(10 November 2000) On the morning of 9 November 2000, Economic Solutions, Inc. ("ESI") filed a lawsuit against ICANN in United States District Court in St. Louis, Missouri. In the complaint it filed with the court, ESI seeks, among other things, to prohibit ICANN from establishing a ".biz" or ".ebiz" top-level domain (TLD) or any other TLD that is similar to the country code for Belize, ".bz." ESI claims to have entered into a marketing agreement with the Country of Belize to market the ".bz" country code TLD (ccTLD), and it claims that establishment of a .biz or .ebiz TLD would injure ESI, which allegedly has intellectual property rights in ".bz." In its lawsuit, ESI also seeks to cause the transfer of the administration of the ".bz" TLD from the current administrators to ESI.
Later that same day, ICANN opposed, on multiple grounds, ESI's motion for temporary restraining order. Following the hearing, the Court asked the parties to file additional briefs and supporting papers on November 13, 2000.
ICANN believes that ESI's lawsuit is without merit. Procedurally, ICANN objects to being required to litigate the matter in Missouri. ICANN also denies that ESI has intellectual property rights in the ".bz" ccTLD. That ccTLD has been established for the operation in the benefit of the Internet community in Belize under the trusteeship of managers designated by the IANA (ESI is not the designated manager or the designated sponsoring organization). It is important to note that ccTLD matters are governed by the longstanding principle, noted by Jon Postel in RFC 1591, that "Concerns about 'rights' and 'ownership' of domains are inappropriate. It is appropriate to be concerned about 'responsibilities' and 'service' to the community."

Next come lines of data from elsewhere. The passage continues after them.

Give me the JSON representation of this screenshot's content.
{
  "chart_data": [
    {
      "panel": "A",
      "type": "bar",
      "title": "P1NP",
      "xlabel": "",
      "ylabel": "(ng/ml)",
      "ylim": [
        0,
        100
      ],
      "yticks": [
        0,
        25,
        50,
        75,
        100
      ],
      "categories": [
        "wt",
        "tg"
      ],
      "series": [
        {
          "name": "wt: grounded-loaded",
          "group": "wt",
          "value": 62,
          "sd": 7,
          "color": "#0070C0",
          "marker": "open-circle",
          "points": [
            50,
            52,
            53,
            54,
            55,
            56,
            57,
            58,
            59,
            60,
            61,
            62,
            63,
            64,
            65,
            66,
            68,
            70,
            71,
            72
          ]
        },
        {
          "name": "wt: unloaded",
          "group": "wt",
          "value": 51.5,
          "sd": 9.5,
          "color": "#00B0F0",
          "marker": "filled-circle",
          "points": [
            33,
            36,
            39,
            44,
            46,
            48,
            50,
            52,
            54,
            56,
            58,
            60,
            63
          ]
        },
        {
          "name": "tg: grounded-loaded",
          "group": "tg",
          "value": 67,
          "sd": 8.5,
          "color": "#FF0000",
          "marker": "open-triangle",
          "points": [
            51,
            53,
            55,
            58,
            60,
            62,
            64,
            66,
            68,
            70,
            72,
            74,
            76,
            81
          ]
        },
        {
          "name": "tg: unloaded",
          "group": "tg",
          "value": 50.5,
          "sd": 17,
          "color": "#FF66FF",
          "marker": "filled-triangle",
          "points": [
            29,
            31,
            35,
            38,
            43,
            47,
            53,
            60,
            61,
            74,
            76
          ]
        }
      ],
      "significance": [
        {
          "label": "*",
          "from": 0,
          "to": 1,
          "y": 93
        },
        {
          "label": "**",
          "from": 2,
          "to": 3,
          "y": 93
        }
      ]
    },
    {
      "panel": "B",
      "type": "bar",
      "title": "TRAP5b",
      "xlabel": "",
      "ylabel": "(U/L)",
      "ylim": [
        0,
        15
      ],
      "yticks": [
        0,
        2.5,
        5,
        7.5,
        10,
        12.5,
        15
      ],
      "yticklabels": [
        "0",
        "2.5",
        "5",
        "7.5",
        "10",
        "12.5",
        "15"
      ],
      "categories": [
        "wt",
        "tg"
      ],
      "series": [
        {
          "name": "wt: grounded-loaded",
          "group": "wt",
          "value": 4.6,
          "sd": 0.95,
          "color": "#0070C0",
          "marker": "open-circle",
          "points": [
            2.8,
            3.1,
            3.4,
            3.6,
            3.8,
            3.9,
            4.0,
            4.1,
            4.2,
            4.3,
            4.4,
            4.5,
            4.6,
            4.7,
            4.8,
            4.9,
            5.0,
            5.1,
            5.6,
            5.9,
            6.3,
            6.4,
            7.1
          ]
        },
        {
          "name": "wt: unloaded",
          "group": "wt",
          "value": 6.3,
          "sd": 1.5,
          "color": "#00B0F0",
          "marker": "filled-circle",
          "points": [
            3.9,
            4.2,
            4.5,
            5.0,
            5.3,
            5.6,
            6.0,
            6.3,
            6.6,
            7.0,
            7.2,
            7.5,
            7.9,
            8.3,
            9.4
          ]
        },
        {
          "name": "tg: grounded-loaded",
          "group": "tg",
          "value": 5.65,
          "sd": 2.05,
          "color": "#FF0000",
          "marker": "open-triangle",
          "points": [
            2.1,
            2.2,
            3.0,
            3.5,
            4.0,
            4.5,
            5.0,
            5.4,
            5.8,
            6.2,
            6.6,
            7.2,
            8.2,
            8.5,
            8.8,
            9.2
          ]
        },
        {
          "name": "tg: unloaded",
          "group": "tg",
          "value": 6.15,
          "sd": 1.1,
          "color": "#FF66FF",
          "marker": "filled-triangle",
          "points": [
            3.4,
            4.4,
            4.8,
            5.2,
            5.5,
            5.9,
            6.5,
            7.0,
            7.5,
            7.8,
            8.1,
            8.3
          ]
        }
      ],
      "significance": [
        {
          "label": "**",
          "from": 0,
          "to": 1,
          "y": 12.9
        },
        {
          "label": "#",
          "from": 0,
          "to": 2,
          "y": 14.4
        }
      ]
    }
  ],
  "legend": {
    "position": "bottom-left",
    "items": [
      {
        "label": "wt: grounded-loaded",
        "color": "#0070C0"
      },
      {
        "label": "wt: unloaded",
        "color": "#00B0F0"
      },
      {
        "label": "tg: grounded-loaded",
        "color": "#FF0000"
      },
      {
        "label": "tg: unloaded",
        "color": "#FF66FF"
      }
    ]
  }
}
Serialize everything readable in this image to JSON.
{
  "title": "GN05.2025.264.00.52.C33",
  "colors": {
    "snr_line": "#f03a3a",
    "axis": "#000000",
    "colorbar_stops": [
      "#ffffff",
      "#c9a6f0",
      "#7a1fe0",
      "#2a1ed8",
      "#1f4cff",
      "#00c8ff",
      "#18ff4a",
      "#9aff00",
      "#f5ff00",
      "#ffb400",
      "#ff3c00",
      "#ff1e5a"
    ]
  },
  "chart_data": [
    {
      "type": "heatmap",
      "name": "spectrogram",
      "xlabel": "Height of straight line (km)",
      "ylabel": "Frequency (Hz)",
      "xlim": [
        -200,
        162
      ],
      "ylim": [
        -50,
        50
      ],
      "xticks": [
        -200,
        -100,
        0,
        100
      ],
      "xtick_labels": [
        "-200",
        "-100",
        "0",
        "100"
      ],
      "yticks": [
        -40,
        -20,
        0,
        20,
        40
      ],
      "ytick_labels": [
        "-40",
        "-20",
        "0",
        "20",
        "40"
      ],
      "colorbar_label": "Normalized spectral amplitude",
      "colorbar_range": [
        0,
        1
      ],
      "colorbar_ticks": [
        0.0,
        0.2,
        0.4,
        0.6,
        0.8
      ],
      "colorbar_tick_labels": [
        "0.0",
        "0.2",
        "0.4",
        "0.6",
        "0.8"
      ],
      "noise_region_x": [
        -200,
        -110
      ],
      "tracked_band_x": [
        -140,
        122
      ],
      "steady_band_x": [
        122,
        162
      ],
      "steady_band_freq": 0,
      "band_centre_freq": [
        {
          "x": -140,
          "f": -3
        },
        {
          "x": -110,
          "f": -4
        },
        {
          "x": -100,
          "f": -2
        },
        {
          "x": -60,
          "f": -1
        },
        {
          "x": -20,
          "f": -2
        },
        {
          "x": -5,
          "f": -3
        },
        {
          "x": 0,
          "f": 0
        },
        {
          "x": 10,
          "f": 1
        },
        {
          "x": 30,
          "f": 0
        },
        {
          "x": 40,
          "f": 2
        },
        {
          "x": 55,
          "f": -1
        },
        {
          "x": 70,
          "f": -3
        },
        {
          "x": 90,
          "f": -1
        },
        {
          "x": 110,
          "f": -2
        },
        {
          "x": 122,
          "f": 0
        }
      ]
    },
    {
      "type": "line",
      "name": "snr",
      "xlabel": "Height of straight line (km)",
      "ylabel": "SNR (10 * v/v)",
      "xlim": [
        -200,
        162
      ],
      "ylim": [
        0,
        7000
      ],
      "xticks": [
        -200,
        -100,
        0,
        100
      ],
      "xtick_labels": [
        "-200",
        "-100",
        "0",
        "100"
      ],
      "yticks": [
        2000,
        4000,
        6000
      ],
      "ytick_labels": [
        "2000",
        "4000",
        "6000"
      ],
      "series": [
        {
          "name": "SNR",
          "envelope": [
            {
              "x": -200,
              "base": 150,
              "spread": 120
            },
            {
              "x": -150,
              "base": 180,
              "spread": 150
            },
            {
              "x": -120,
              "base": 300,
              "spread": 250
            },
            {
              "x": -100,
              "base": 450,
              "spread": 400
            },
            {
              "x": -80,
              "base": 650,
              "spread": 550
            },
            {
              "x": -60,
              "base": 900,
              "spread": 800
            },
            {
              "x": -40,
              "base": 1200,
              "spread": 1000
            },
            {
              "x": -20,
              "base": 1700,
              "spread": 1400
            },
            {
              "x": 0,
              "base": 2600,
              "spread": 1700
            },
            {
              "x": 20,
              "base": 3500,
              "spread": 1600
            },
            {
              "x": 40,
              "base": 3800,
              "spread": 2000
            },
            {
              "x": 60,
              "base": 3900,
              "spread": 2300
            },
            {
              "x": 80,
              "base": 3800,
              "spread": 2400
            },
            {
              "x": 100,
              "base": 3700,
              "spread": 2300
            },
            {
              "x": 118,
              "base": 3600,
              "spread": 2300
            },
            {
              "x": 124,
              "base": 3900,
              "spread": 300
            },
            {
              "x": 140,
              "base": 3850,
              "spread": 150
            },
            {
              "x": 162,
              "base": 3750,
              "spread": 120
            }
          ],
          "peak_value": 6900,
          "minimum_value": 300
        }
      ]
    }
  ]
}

ICANN believes that community-based discussion, through the ICANN process, about what TLDs should be established should be allowed to proceed without interference. Legal precedents refute the claim that TLDs enjoy trademark protection. The United States Patent and Trademark Office has made clear that a top-level domain name, when used as a registry under which lower-level domain names are registered, does not function as a source identifier subject to service-mark rights. This conclusion has been followed in court, and is consistent with the advice of ICANN's Governmental Advisory Committee. Accordingly, ICANN intends to defend vigorously the Internet community's consensus-based process, with the hope that it leads to establishment of TLDs according to the community's wishes.